What made this sinking so newsworthy? The ship that sank just happened to be a luxury sailing yacht that sported the world’s tallest aluminum mast. And the casualties from that superyacht’s sinking just happened to include the high-tech CEO once hailed as the “British Bill Gates.”
That chief exec, the yacht’s owner Mike Lynch, had envisioned this voyage as a celebration over a decade in the making. Just weeks earlier, after years of legal battling, a federal jury in Northern California had acquitted Lynch and one of his VPs on charges they had artificially inflated the value of Lynch’s software company. That inflating, prosecutors charged, had sealed the firm’s 2011 sale to Hewlett-Packard for over $11 billion, a deal that netted Lynch personally about $800 million.

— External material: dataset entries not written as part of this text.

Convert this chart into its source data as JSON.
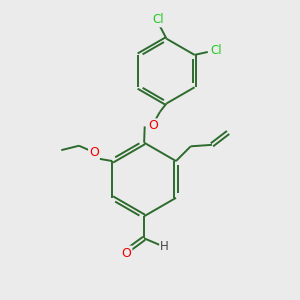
{
  "bg_color": "#ebebeb",
  "bond_color": "#2d6b2d",
  "atom_O_color": "#ee0000",
  "atom_Cl_color": "#22cc22",
  "lw": 1.4,
  "dbo": 0.055,
  "xlim": [
    0,
    10
  ],
  "ylim": [
    0,
    10
  ]
}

But within a year after the sale the value of Lynch’s company had tanked by some $8.8 billion, and H-P was referring allegations of accounting improprieties against Lynch to the British Serious Fraud Office and the U.S. Securities and Exchange Commission. The referrals would eventually produce a civil-suit victory for H-P and a 2019 criminal conviction of a key exec at Lynch’s firm.
The 59-year-old Lynch and his finance VP Keith Chamberlain would have much better luck in their own criminal trial on similar charges. Unfortunately for them, they’ll never get to enjoy their acquittal. Lynch drowned in the sinking of his yacht, as did Lynch’s top trial lawyer and the chair of financial giant Morgan Stanley’s international arm, a star witness for Lynch’s defense.
What made this Lynch yacht sinking particularly irresistible for the world’s media? On the same day as the sinking, reports surfaced that Lynch’s acquitted co-defendant Chamberlain had just died after a car ran him over while he was jogging. A sheer coincidence? And how could the captain of Lynch’s superyacht and all but one of his crew escape the boat’s sinking alive while Lynch and six other passengers perished? Such juicy meat for endless conspiracy speculation!
But we need not resort to conspiratorial theorizing to understand why Lynch’s $25-million yacht sank so quickly that stormy night. That blame belongs in no small part to climate change, not some cabal of his billionaire corporate rivals.
By this past June, points out a new Financial Times analysis, water temperatures in the Mediterranean had been rising for 15 straight months. Higher water temperatures invite ever more extreme weather events. One such event — a tornado-like waterspout with “ferocious winds” howling at nearly 70 miles per hour — hit right near where Lynch had last anchored his superyacht.
Only 16 minutes passed between the moment those harsh winds first hit the yacht and the moment the yacht sank. That “rapid sinking of such a large, modern and well-equipped yacht,” adds the Financial Times, “has raised concerns over marine safety as extreme weather events occur with more frequency and intensity.”
In other words, the superyachts that typically spend summers in the Mediterranean and winters in the Caribbean better beware.
But the mega-rich who own these yachts have, in one sense, no one to blame but themselves. Our globe remains in overall climate-crisis denial in no small part because our wealthiest have so much to lose if our world gets serious about ending the profligate corporate practices now driving our planet’s climate collapse.
The ranks of these richest include, of course, the fossil-fuel industry’s top execs and investors. But all our super rich, not just the kings of Big Oil, have a vested personal interest in “calming” climate anxiety. Coming to grips with the chaos fossil fuels have already created — and speeding a worker-sensitive transition to a carbon-free future — will take enormous financial resources. The world will only be able to raise those resources if the rich and their corporations start paying their fair tax share.
A tax of between a mere 1.7 and 3.5 percent on the wealth of the world’s richest 0.5 percent, suggests the UK-based Tax Justice Network, could annually raise $2.1 trillion. Most of the world’s richest nations, notes the Tax Justice Network’s Alison Schultz, are shying away from that suggestion.
Notes Schultz: “This needs to change now — the climate can’t wait, and nor can the people of the world.”